Well, if you've got the X-Box version, you can rip music to the hard drive and use custom soundtracks while playing instead of having to put up with the default soundtracks.
Zagreus sits inside your head, Zagreus lives among the dead, Zagreus sees you in your bed and eats you in your sleep.
Despite the crappy review, you owe it to yourself to check the game out. It's an awesome adrenaline racer.
As to how many courses - I haven't bothered to count, but there are probably a dozen true courses that you play in various configurations, taking different turns, going different directions, etc. Lots of cars, though a lot of them play similarly.

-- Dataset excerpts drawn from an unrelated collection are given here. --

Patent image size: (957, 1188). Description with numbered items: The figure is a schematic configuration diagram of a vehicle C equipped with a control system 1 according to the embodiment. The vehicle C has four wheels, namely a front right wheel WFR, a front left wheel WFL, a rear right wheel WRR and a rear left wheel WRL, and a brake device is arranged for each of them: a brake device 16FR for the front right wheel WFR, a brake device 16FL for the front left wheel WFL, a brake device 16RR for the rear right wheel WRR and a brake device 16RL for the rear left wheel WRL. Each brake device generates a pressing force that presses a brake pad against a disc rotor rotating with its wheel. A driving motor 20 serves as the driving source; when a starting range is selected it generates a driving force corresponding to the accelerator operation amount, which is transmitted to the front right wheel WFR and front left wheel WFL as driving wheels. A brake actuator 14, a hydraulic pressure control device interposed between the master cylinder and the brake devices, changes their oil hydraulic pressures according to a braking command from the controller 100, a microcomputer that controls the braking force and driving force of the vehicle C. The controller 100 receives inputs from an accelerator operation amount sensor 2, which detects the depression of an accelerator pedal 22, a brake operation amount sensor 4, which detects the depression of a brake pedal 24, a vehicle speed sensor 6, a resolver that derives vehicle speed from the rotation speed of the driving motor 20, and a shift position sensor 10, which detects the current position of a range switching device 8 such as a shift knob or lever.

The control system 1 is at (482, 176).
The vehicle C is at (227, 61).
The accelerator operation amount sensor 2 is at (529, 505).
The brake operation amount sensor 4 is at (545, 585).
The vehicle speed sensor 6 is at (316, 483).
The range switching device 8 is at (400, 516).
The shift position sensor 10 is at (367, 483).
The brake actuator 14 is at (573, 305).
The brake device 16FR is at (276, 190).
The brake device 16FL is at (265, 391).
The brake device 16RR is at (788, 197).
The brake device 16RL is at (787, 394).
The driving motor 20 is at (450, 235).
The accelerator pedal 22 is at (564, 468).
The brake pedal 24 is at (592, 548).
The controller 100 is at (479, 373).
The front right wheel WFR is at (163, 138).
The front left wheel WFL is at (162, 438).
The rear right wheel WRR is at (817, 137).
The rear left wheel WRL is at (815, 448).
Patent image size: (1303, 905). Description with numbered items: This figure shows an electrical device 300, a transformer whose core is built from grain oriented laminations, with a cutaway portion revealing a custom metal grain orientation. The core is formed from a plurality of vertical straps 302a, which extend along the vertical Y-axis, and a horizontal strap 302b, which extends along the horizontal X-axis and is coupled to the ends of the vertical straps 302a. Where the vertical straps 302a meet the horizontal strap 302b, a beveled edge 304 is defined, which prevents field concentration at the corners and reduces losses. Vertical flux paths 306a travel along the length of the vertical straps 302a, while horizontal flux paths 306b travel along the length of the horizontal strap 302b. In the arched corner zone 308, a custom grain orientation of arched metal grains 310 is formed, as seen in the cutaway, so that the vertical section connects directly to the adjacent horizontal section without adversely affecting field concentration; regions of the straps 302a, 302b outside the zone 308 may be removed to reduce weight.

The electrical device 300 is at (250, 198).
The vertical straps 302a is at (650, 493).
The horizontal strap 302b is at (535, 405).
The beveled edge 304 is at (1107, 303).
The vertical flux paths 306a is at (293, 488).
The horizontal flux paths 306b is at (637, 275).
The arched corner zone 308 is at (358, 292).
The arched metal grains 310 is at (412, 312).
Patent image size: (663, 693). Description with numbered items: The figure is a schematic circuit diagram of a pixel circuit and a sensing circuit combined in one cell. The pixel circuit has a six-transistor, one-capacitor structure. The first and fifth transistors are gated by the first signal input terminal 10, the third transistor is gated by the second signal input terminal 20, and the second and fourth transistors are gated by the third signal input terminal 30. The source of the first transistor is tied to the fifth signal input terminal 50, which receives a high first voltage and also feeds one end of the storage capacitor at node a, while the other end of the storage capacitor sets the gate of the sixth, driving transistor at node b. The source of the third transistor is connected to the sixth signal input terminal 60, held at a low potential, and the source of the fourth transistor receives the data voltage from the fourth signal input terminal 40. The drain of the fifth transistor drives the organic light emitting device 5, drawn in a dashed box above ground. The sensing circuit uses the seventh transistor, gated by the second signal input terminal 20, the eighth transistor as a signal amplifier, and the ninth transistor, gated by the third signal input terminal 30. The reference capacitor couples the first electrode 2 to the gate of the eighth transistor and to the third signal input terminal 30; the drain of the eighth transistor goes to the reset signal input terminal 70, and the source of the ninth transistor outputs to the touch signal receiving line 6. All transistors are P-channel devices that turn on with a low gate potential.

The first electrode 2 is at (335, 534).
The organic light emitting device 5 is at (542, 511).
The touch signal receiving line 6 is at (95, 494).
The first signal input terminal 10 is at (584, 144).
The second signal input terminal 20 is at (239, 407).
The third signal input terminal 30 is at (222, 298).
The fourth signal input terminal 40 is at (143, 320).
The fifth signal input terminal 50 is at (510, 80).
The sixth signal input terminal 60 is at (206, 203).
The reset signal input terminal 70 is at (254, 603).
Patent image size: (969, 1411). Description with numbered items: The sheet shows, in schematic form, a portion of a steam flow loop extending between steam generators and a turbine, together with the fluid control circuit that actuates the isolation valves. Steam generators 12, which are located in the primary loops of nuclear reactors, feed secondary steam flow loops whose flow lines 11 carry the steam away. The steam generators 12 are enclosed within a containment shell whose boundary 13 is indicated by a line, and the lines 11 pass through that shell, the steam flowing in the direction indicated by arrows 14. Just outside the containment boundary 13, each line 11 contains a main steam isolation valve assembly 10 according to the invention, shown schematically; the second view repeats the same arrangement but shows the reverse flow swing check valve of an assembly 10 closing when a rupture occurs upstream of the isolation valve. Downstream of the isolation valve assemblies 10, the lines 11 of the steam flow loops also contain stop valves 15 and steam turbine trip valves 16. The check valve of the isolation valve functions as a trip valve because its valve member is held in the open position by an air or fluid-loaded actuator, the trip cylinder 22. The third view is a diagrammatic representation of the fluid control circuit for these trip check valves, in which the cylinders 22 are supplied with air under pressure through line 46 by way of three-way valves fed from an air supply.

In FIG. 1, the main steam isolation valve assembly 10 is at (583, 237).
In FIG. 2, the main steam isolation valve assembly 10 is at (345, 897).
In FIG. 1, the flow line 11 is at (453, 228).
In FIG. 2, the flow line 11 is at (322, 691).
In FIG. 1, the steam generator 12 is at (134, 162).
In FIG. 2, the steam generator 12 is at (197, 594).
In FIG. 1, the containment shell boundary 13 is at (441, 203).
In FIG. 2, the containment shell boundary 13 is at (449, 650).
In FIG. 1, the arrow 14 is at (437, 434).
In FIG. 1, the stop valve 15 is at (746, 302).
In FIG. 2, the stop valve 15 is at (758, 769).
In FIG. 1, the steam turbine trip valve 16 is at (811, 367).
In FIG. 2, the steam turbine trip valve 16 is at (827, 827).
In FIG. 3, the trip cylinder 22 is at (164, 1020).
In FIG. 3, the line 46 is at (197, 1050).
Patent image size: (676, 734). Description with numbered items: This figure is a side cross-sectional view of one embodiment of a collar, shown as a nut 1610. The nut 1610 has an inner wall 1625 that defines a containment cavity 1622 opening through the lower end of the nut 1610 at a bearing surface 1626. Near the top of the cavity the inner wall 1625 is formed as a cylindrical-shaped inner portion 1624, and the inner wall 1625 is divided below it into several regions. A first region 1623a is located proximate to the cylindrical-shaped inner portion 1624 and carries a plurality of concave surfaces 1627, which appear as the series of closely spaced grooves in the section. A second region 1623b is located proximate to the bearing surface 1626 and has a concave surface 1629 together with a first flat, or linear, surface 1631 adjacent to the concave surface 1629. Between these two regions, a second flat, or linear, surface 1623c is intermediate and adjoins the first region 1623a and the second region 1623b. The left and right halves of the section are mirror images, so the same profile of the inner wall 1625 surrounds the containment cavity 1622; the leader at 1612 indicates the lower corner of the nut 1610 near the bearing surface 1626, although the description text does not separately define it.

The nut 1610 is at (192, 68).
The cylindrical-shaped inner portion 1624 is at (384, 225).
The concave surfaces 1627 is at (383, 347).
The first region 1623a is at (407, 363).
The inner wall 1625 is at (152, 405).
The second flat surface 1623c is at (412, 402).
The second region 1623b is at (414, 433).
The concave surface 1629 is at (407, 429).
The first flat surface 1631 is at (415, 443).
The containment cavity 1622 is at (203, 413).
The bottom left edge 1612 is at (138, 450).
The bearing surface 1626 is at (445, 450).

As for replay though - don't worry about being bored with it after 6-7 hours, unless you don't likea arcadey adrenaline racers with spectacular crashes. Even then, it's probably worth a rental.
Does this review belong on the front page? Nope. It barely belongs on the Games page, since the game is so old.
There are a couple differences between Burnout 2 and 3. The main one that stuck out for me was the use of the "boost", as you have to fill up your bar entirely before you can even use it. Burnout 3 on the otherhand allows you to use it at anytime, no matter how full the bar is.
The addition of impact time after a crash makes the game play drastically different. 3's Crash Mode in general, making you plan out your routes based on the numerous powerups and crash-breakers, giving you more control over how you'll cause mayhem. With 2 you just launch your car and watch everything unfold, 3 is a lot more interactive in this respect.
Finally, there won't be a Burnout 3 released for the Gamecube. I did some heavy research into this a couple months ago after I first played it for the X-box, and was disappointed to learn EA does not have any plans on releasing it for the cube.
They're difficult at first, but well worth it as the gameplay goes on past the 40th hour or so.
I was pleased to find that the technique racing was just as effective as most.
A few things I've found help in the races: Remember that you have both brakes and "neutral" on your analog dpad. You can make some marvelously sharp turns by simply letting go of the gas/brake entirely for a moment.
Likewise, regardless of the car, your handling is always better if you aren't boosting. Always. Even for some reason in cars that go no faster with boost than without it. (The Dominator Sports/Super, the racing carts.)
Especially in the faster races, learn to steer only as much as you need to; learn to take your speed down in appropriate turns. Master, master, master those drift turns too; they'll chop seconds off your lap time.
Mind that with the high-performance vehicles, the boost serves more to help you accelerate than making any real difference on your top speed. Pulse the boost, that way your car won't get stuck in a gear (as it sometimes will, since it can't shift if your revs are too high), and hence you'll get to your top speed faster.
In the last races, yes, the difficulty is nearly insane. The computer, weakling and pitiful in the Compact series, becomes Hannibal Lecter behind an airfoil in the cart series. There's really little you can do about that except outrace them at that point; forget brawling.
Lastly, for burning laps and most time-sensitive races, just restart if you crash more than once. You won't make the gold time, period. Perhaps one time out of a hundred you can have two crashes and still make a time limit, the rest of the time, you're hooped. So in those races, avoidance of traffic is key. Accept that there are times you'll have to hit the brakes to survive; take the slowdown time-penalty over a much more severe crash-penalty.
I can't help you much with the Retro Roadster though. I swear to god someone greased the wheels just before you start it up. My record drift turn with that sucker is 1612 feet. My next highest drift turn with any other vehicle is 800 feet.
"To pass through the jungle; silence, courtesy, ferocity, as the occasion demands." -- Kamau, "Proper Passage"
...so that argument doesn't really hold water.